- Born: 1984 (age 41–42)
- Occupation: Jewelry designer

= Chari Cuthbert =

Jamaican-born jewelry designer (born 1984)

Chari Cuthbert is a Jamaican-born, self-taught jewelry designer. Cuthbert is the founder and creative director of the jewelry company ByChari.

== Early life and education ==
Cuthbert, a West Indian woman, was born in 1984 to Jamaican parents. She graduated from The Art Institute of Fort Lauderdale with an Associate of Science Degree in Photography.

== ByChari (company) ==
Before she founded ByChari in 2012, she moved to Hawaii and later in 2016 to Los Angeles. She started her business with $100 and is its sole owner. Her jewelry was first sold by Owens & Co. in Downtown Honolulu. She started selling her jewelry exclusively on her website when she moved to L.A.

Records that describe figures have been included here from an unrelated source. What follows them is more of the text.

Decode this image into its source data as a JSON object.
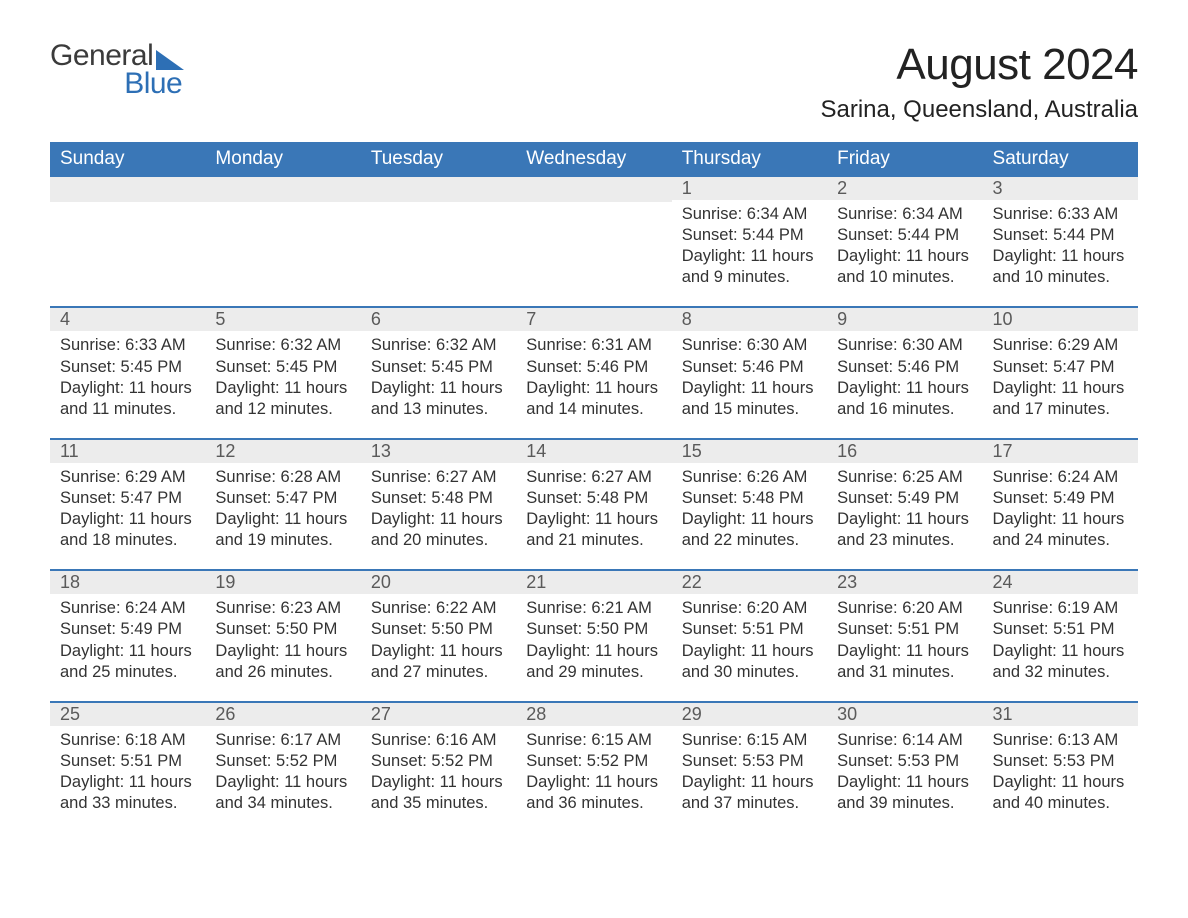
{
  "colors": {
    "header_blue": "#3a77b7",
    "band_grey": "#ececec",
    "text": "#333333",
    "logo_blue": "#2d6fb5",
    "background": "#ffffff"
  },
  "typography": {
    "title_fontsize_pt": 33,
    "location_fontsize_pt": 18,
    "weekday_fontsize_pt": 14,
    "daynum_fontsize_pt": 13,
    "body_fontsize_pt": 12
  },
  "logo": {
    "line1": "General",
    "line2": "Blue"
  },
  "title": "August 2024",
  "location": "Sarina, Queensland, Australia",
  "weekdays": [
    "Sunday",
    "Monday",
    "Tuesday",
    "Wednesday",
    "Thursday",
    "Friday",
    "Saturday"
  ],
  "start_day_index": 4,
  "days": [
    {
      "n": 1,
      "sunrise": "6:34 AM",
      "sunset": "5:44 PM",
      "daylight": "11 hours and 9 minutes."
    },
    {
      "n": 2,
      "sunrise": "6:34 AM",
      "sunset": "5:44 PM",
      "daylight": "11 hours and 10 minutes."
    },
    {
      "n": 3,
      "sunrise": "6:33 AM",
      "sunset": "5:44 PM",
      "daylight": "11 hours and 10 minutes."
    },
    {
      "n": 4,
      "sunrise": "6:33 AM",
      "sunset": "5:45 PM",
      "daylight": "11 hours and 11 minutes."
    },
    {
      "n": 5,
      "sunrise": "6:32 AM",
      "sunset": "5:45 PM",
      "daylight": "11 hours and 12 minutes."
    },
    {
      "n": 6,
      "sunrise": "6:32 AM",
      "sunset": "5:45 PM",
      "daylight": "11 hours and 13 minutes."
    },
    {
      "n": 7,
      "sunrise": "6:31 AM",
      "sunset": "5:46 PM",
      "daylight": "11 hours and 14 minutes."
    },
    {
      "n": 8,
      "sunrise": "6:30 AM",
      "sunset": "5:46 PM",
      "daylight": "11 hours and 15 minutes."
    },
    {
      "n": 9,
      "sunrise": "6:30 AM",
      "sunset": "5:46 PM",
      "daylight": "11 hours and 16 minutes."
    },
    {
      "n": 10,
      "sunrise": "6:29 AM",
      "sunset": "5:47 PM",
      "daylight": "11 hours and 17 minutes."
    },
    {
      "n": 11,
      "sunrise": "6:29 AM",
      "sunset": "5:47 PM",
      "daylight": "11 hours and 18 minutes."
    },
    {
      "n": 12,
      "sunrise": "6:28 AM",
      "sunset": "5:47 PM",
      "daylight": "11 hours and 19 minutes."
    },
    {
      "n": 13,
      "sunrise": "6:27 AM",
      "sunset": "5:48 PM",
      "daylight": "11 hours and 20 minutes."
    },
    {
      "n": 14,
      "sunrise": "6:27 AM",
      "sunset": "5:48 PM",
      "daylight": "11 hours and 21 minutes."
    },
    {
      "n": 15,
      "sunrise": "6:26 AM",
      "sunset": "5:48 PM",
      "daylight": "11 hours and 22 minutes."
    },
    {
      "n": 16,
      "sunrise": "6:25 AM",
      "sunset": "5:49 PM",
      "daylight": "11 hours and 23 minutes."
    },
    {
      "n": 17,
      "sunrise": "6:24 AM",
      "sunset": "5:49 PM",
      "daylight": "11 hours and 24 minutes."
    },
    {
      "n": 18,
      "sunrise": "6:24 AM",
      "sunset": "5:49 PM",
      "daylight": "11 hours and 25 minutes."
    },
    {
      "n": 19,
      "sunrise": "6:23 AM",
      "sunset": "5:50 PM",
      "daylight": "11 hours and 26 minutes."
    },
    {
      "n": 20,
      "sunrise": "6:22 AM",
      "sunset": "5:50 PM",
      "daylight": "11 hours and 27 minutes."
    },
    {
      "n": 21,
      "sunrise": "6:21 AM",
      "sunset": "5:50 PM",
      "daylight": "11 hours and 29 minutes."
    },
    {
      "n": 22,
      "sunrise": "6:20 AM",
      "sunset": "5:51 PM",
      "daylight": "11 hours and 30 minutes."
    },
    {
      "n": 23,
      "sunrise": "6:20 AM",
      "sunset": "5:51 PM",
      "daylight": "11 hours and 31 minutes."
    },
    {
      "n": 24,
      "sunrise": "6:19 AM",
      "sunset": "5:51 PM",
      "daylight": "11 hours and 32 minutes."
    },
    {
      "n": 25,
      "sunrise": "6:18 AM",
      "sunset": "5:51 PM",
      "daylight": "11 hours and 33 minutes."
    },
    {
      "n": 26,
      "sunrise": "6:17 AM",
      "sunset": "5:52 PM",
      "daylight": "11 hours and 34 minutes."
    },
    {
      "n": 27,
      "sunrise": "6:16 AM",
      "sunset": "5:52 PM",
      "daylight": "11 hours and 35 minutes."
    },
    {
      "n": 28,
      "sunrise": "6:15 AM",
      "sunset": "5:52 PM",
      "daylight": "11 hours and 36 minutes."
    },
    {
      "n": 29,
      "sunrise": "6:15 AM",
      "sunset": "5:53 PM",
      "daylight": "11 hours and 37 minutes."
    },
    {
      "n": 30,
      "sunrise": "6:14 AM",
      "sunset": "5:53 PM",
      "daylight": "11 hours and 39 minutes."
    },
    {
      "n": 31,
      "sunrise": "6:13 AM",
      "sunset": "5:53 PM",
      "daylight": "11 hours and 40 minutes."
    }
  ],
  "labels": {
    "sunrise": "Sunrise:",
    "sunset": "Sunset:",
    "daylight": "Daylight:"
  }
}
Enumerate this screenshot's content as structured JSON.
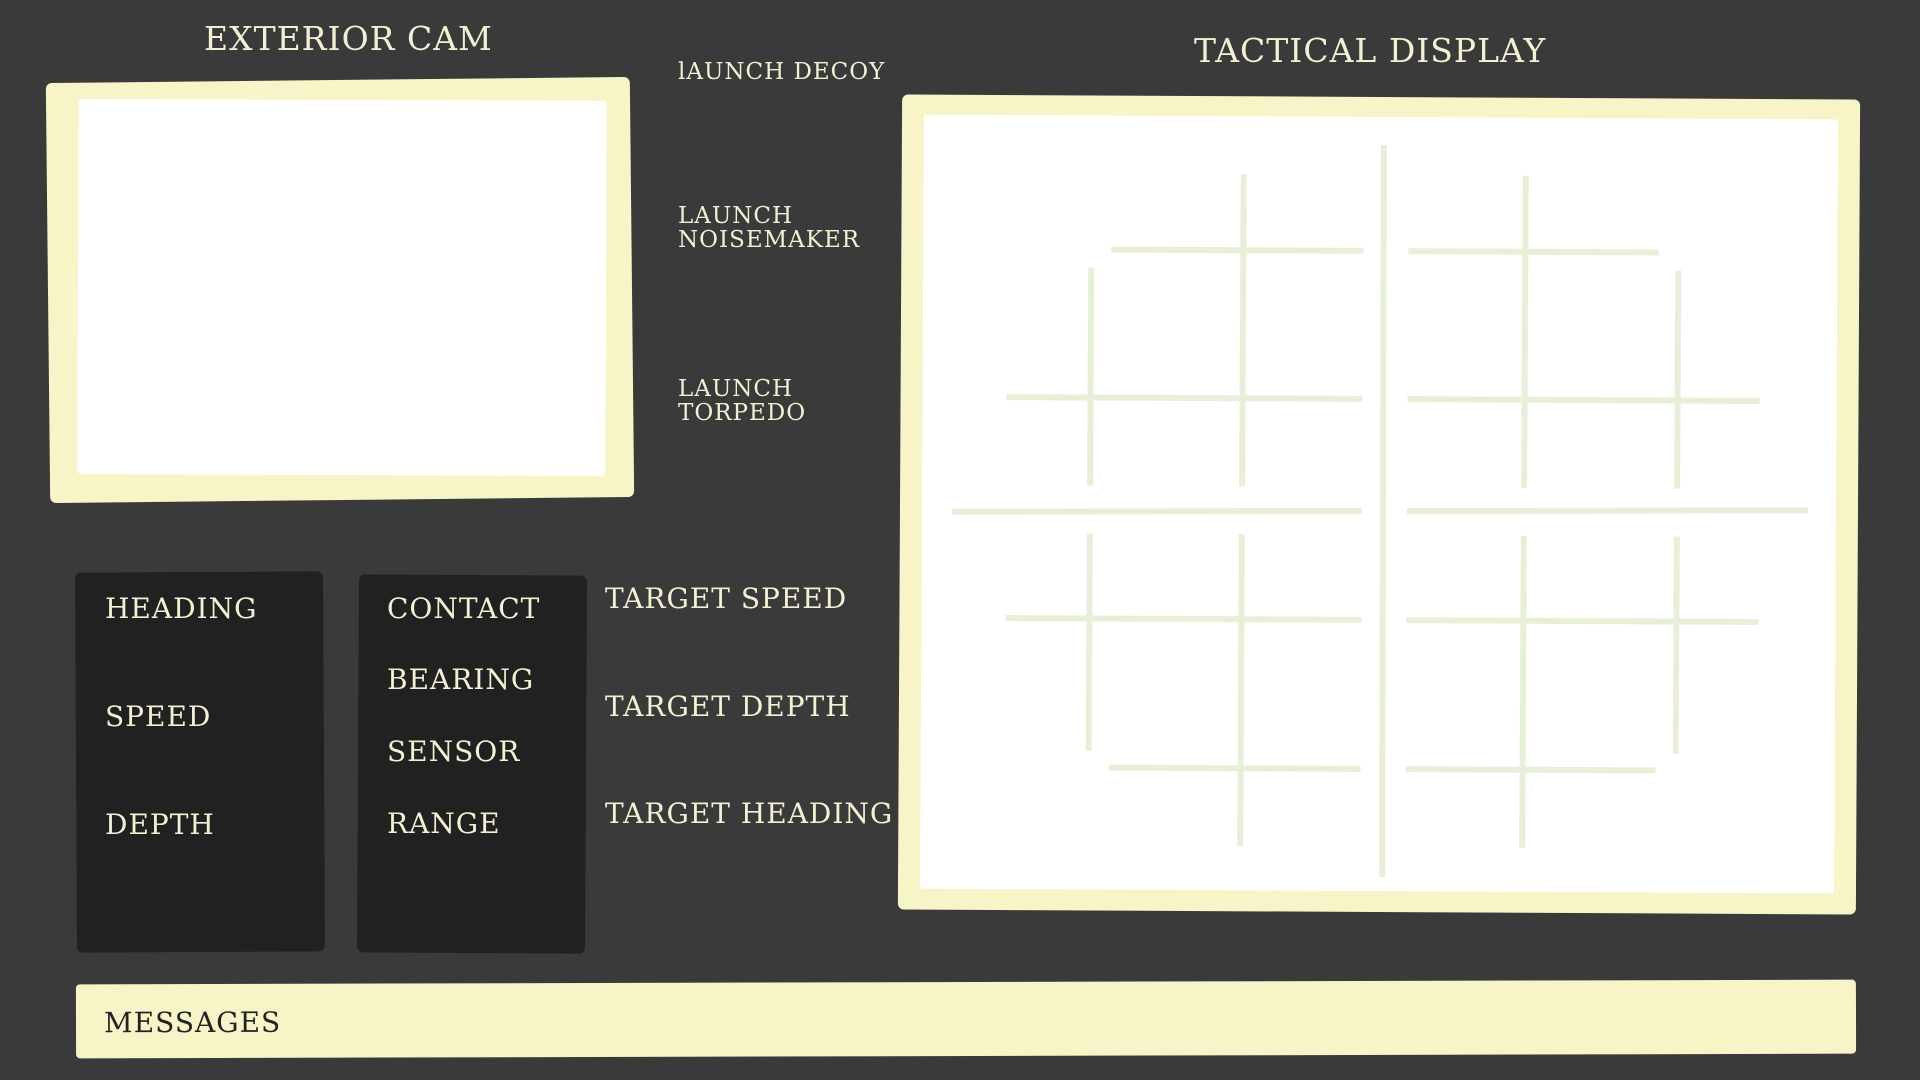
{
  "exterior_cam": {
    "title": "EXTERIOR CAM"
  },
  "launch_buttons": [
    {
      "label": "lAUNCH DECOY"
    },
    {
      "label": "LAUNCH\nNOISEMAKER"
    },
    {
      "label": "LAUNCH\nTORPEDO"
    }
  ],
  "tactical_display": {
    "title": "TACTICAL DISPLAY"
  },
  "nav_panel": {
    "heading": "HEADING",
    "speed": "SPEED",
    "depth": "DEPTH"
  },
  "contact_panel": {
    "contact": "CONTACT",
    "bearing": "BEARING",
    "sensor": "SENSOR",
    "range": "RANGE"
  },
  "target_controls": {
    "speed": "TARGET SPEED",
    "depth": "TARGET DEPTH",
    "heading": "TARGET HEADING"
  },
  "messages": {
    "label": "MESSAGES"
  },
  "colors": {
    "background": "#3a3a3a",
    "frame": "#f7f5c8",
    "screen": "#ffffff",
    "panel": "#212121",
    "text": "#f3f1d2",
    "grid": "#e6efd8"
  }
}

In August 2020, First Lady Michelle Obama wore a necklace designed by Cuthbert for her 2020 Democratic National Convention speech. The Vote necklace went viral during Obama's speech and, according to CNN, was a top-trending search on Google during the last hour of the convention on August 17, 2020. Cuthbert designed the Vote necklace in 2016 and then started marketing it for the 2018 midterm elections. Obama's stylist, Meredith Koop, ordered the Vote necklace for Obama.

As of 2021, she had a team of ten female employees working for her in Los Angeles.

Her designs have been worn by Michelle Obama, Kate Hudson, Jessica Alba, Rocky Barnes, Rose Huntington-Whiteley, Aimee Song and Chiara Ferragni.